Demokratik siyasetin alanının daraltılması.

Egemenlik Meclis üzerinden halka ait olmaktan çıkartıldı ve bürokratik kurumlar siyasal egemenliğe ortak kılındı. Devlet alanı demokratik usullerle işbaşına gelecek hükümetler aleyhine olacak şekilde daraltıldı. Eğitim, savunma gibi konular demokratik tesir ve murakabe alanının dışına alındı.

Askerî bürokrasiye imtiyazlı bir statü tanınması.

Demokratik ülkelerdeki uygulamadan ayrılarak Genel Kurmay Milli Savunma Bakanlığı'na bağlı olmaktan çıkartıldı ve GKB Başbakana karşı “sorumlu” kılındı. Bu sorumluluğun ne anlama geldiği belli değildi ama kesin olan GKB'nın kendi başına kaldığıydı. GKB son yıllara kadar gerçek başbakan olarak sistemde yer aldı. Birçok alanda son söz ordudaydı. AK Parti hükümetinin reformlarına kadar GKB'nın yargılanmasıyla ilgili bir düzenleme dahi mevzuatta yer bulamadı.

Yargı, üniversiteler ve medyanın bürokratik vesayet sisteminin sacayakları olarak düzenlenmesi.

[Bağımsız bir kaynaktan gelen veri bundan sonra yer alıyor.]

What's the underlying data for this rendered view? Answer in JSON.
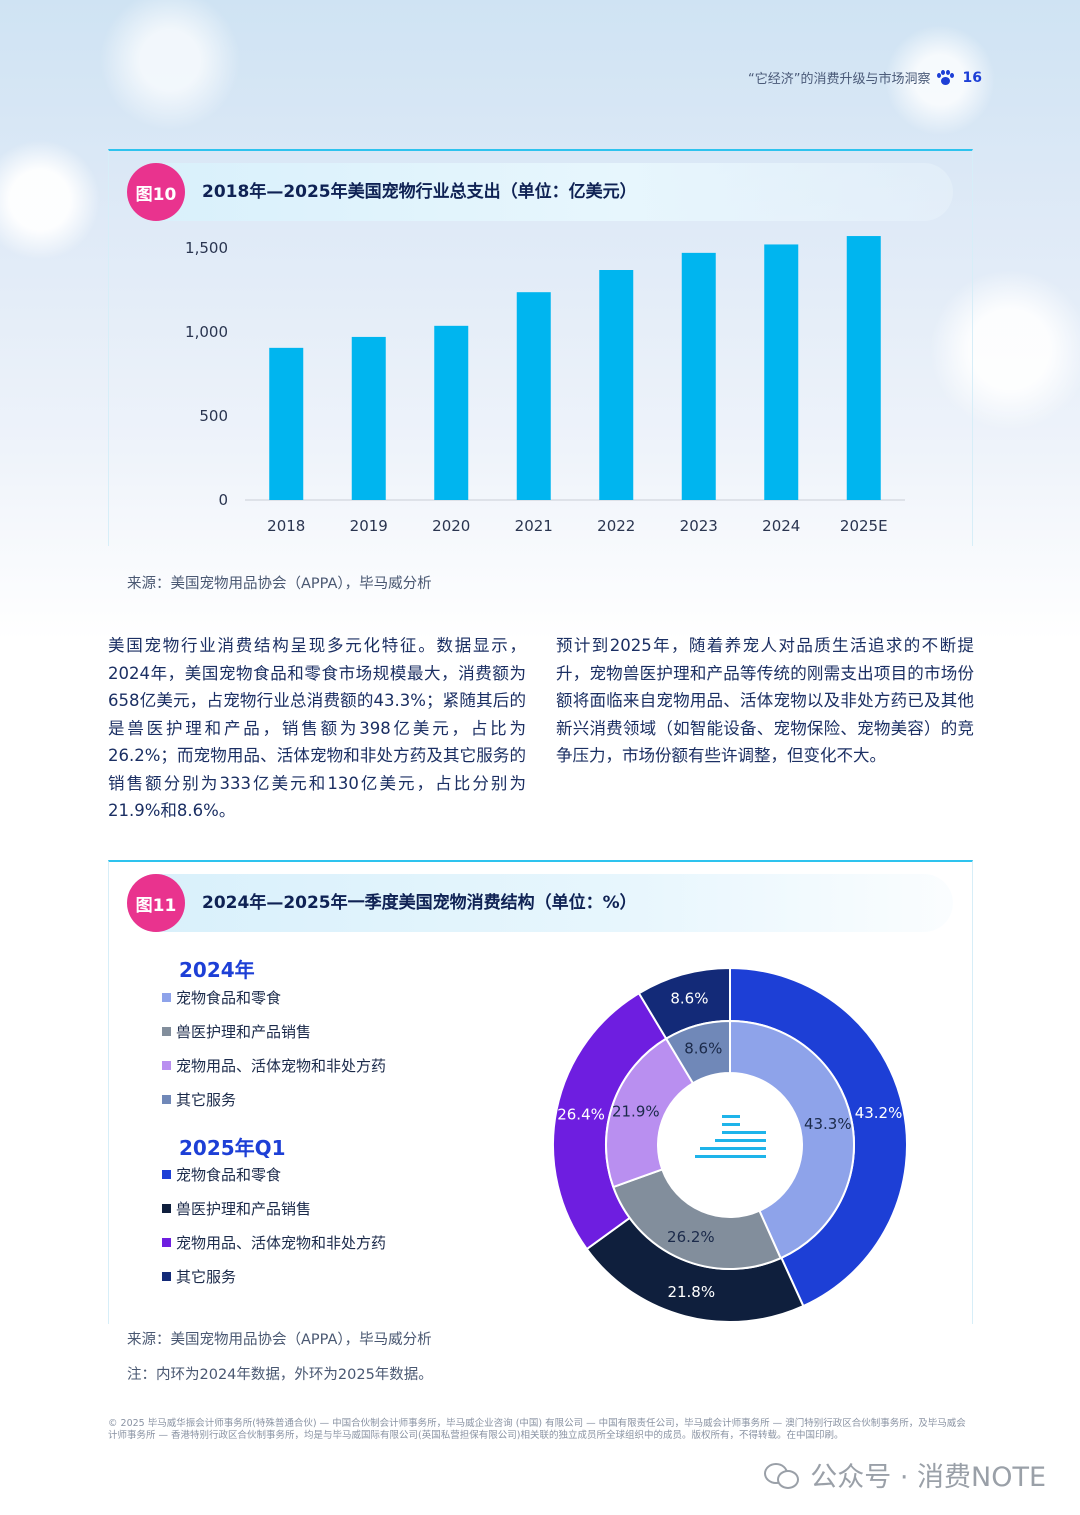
{
  "header": {
    "running_title": "“它经济”的消费升级与市场洞察",
    "page_number": "16"
  },
  "figure10": {
    "badge": "图10",
    "title": "2018年—2025年美国宠物行业总支出（单位：亿美元）",
    "source": "来源：美国宠物用品协会（APPA），毕马威分析",
    "bar_color": "#00b5ef"
  },
  "figure11": {
    "badge": "图11",
    "title": "2024年—2025年一季度美国宠物消费结构（单位：%）",
    "source": "来源：美国宠物用品协会（APPA），毕马威分析",
    "note": "注：内环为2024年数据，外环为2025年数据。",
    "legend_2024_title": "2024年",
    "legend_2024": [
      "宠物食品和零食",
      "兽医护理和产品销售",
      "宠物用品、活体宠物和非处方药",
      "其它服务"
    ],
    "legend_2025_title": "2025年Q1",
    "legend_2025": [
      "宠物食品和零食",
      "兽医护理和产品销售",
      "宠物用品、活体宠物和非处方药",
      "其它服务"
    ]
  },
  "body": {
    "left_paragraph": "美国宠物行业消费结构呈现多元化特征。数据显示，2024年，美国宠物食品和零食市场规模最大，消费额为658亿美元，占宠物行业总消费额的43.3%；紧随其后的是兽医护理和产品，销售额为398亿美元，占比为26.2%；而宠物用品、活体宠物和非处方药及其它服务的销售额分别为333亿美元和130亿美元，占比分别为21.9%和8.6%。",
    "right_paragraph": "预计到2025年，随着养宠人对品质生活追求的不断提升，宠物兽医护理和产品等传统的刚需支出项目的市场份额将面临来自宠物用品、活体宠物以及非处方药已及其他新兴消费领域（如智能设备、宠物保险、宠物美容）的竞争压力，市场份额有些许调整，但变化不大。"
  },
  "footer": {
    "legal": "© 2025 毕马威华振会计师事务所(特殊普通合伙) — 中国合伙制会计师事务所，毕马威企业咨询 (中国) 有限公司 — 中国有限责任公司，毕马威会计师事务所 — 澳门特别行政区合伙制事务所，及毕马威会计师事务所 — 香港特别行政区合伙制事务所，均是与毕马威国际有限公司(英国私营担保有限公司)相关联的独立成员所全球组织中的成员。版权所有，不得转载。在中国印刷。",
    "watermark": "公众号 · 消费NOTE"
  },
  "chart_data": [
    {
      "type": "bar",
      "categories": [
        "2018",
        "2019",
        "2020",
        "2021",
        "2022",
        "2023",
        "2024",
        "2025E"
      ],
      "values": [
        905,
        970,
        1036,
        1236,
        1368,
        1470,
        1520,
        1570
      ],
      "ylim": [
        0,
        1600
      ],
      "yticks": [
        0,
        500,
        1000,
        1500
      ],
      "ytick_labels": [
        "0",
        "500",
        "1,000",
        "1,500"
      ],
      "grid": false
    },
    {
      "type": "pie",
      "inner_ring_2024": {
        "labels": [
          "宠物食品和零食",
          "兽医护理和产品销售",
          "宠物用品、活体宠物和非处方药",
          "其它服务"
        ],
        "values": [
          43.3,
          26.2,
          21.9,
          8.6
        ],
        "value_labels": [
          "43.3%",
          "26.2%",
          "21.9%",
          "8.6%"
        ],
        "colors": [
          "#8ea3ea",
          "#828e9c",
          "#b98ff0",
          "#7088b8"
        ]
      },
      "outer_ring_2025": {
        "labels": [
          "宠物食品和零食",
          "兽医护理和产品销售",
          "宠物用品、活体宠物和非处方药",
          "其它服务"
        ],
        "values": [
          43.2,
          21.8,
          26.4,
          8.6
        ],
        "value_labels": [
          "43.2%",
          "21.8%",
          "26.4%",
          "8.6%"
        ],
        "colors": [
          "#1d3fd6",
          "#0f1f3d",
          "#6e1ee0",
          "#132a78"
        ]
      }
    }
  ]
}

Yargı ve üniversiteler askeri bürokrasiye eklemlendi. Yargı askerle birlikte demokratik hükümetleri sınırlamak ve gerekirse cezalandırmak, üniversiteler ise resmî ideolojiyi meşrulaştırmak, yeniden üretmek ve elit tabaklara aşılamak üzere siperlere yerleştirildi. Aynı şekilde, medya da devletin uzantısı olacak şekilde dizayn edildi. Artık medyanın görevi gerektiğinde demokratik hükümetlere devlet adına savaş açmak ve devletin yanlışlarını saklamak veya hükümetlerin üzerine yıkmaktı. Devlet resmî ilanları ve kağıt sübvansiyonlarını medyayı kontrol altına almanın araçları olarak kullandı. Ayrıca mesleğe giriş de bir çeşit zümre faaliyeti hâline getirildi. Bu yüzden medya on yıllar boyunca kelimenin gerçek anlamında çeşitlilik ve çoğulluktan uzak kaldı.

Bu sistem bugüne kadar yaşadı, yaşatıldı. Demokratik hükümetler ve merkez sağ partiler buna direndi. Adâlet Partisi, Anavatan Partisi ve AK Parti ana direniş odakları oldu. 1960 darbesinin ertesi günü başlayan sivil toplum-devlet ve seçimlerden sonra doğan hükümet-devlet kavgası birikimli şekilde günümüze kadar ulaştı. Sistemde gedikler açıldı ama vesayet sisteminin tam olarak tasfiye edildiğini söylemek hâlâ zor. Askerî bürokrasinin nispeten geriletildiği ve gevşetildiği olduysa da vesayet asla tam olarak yıkılamadı. Son yıllarda askerlerden doğan kısmî boşluğu başka bir üniformalı grup (polis) doldurmaya çalıştı.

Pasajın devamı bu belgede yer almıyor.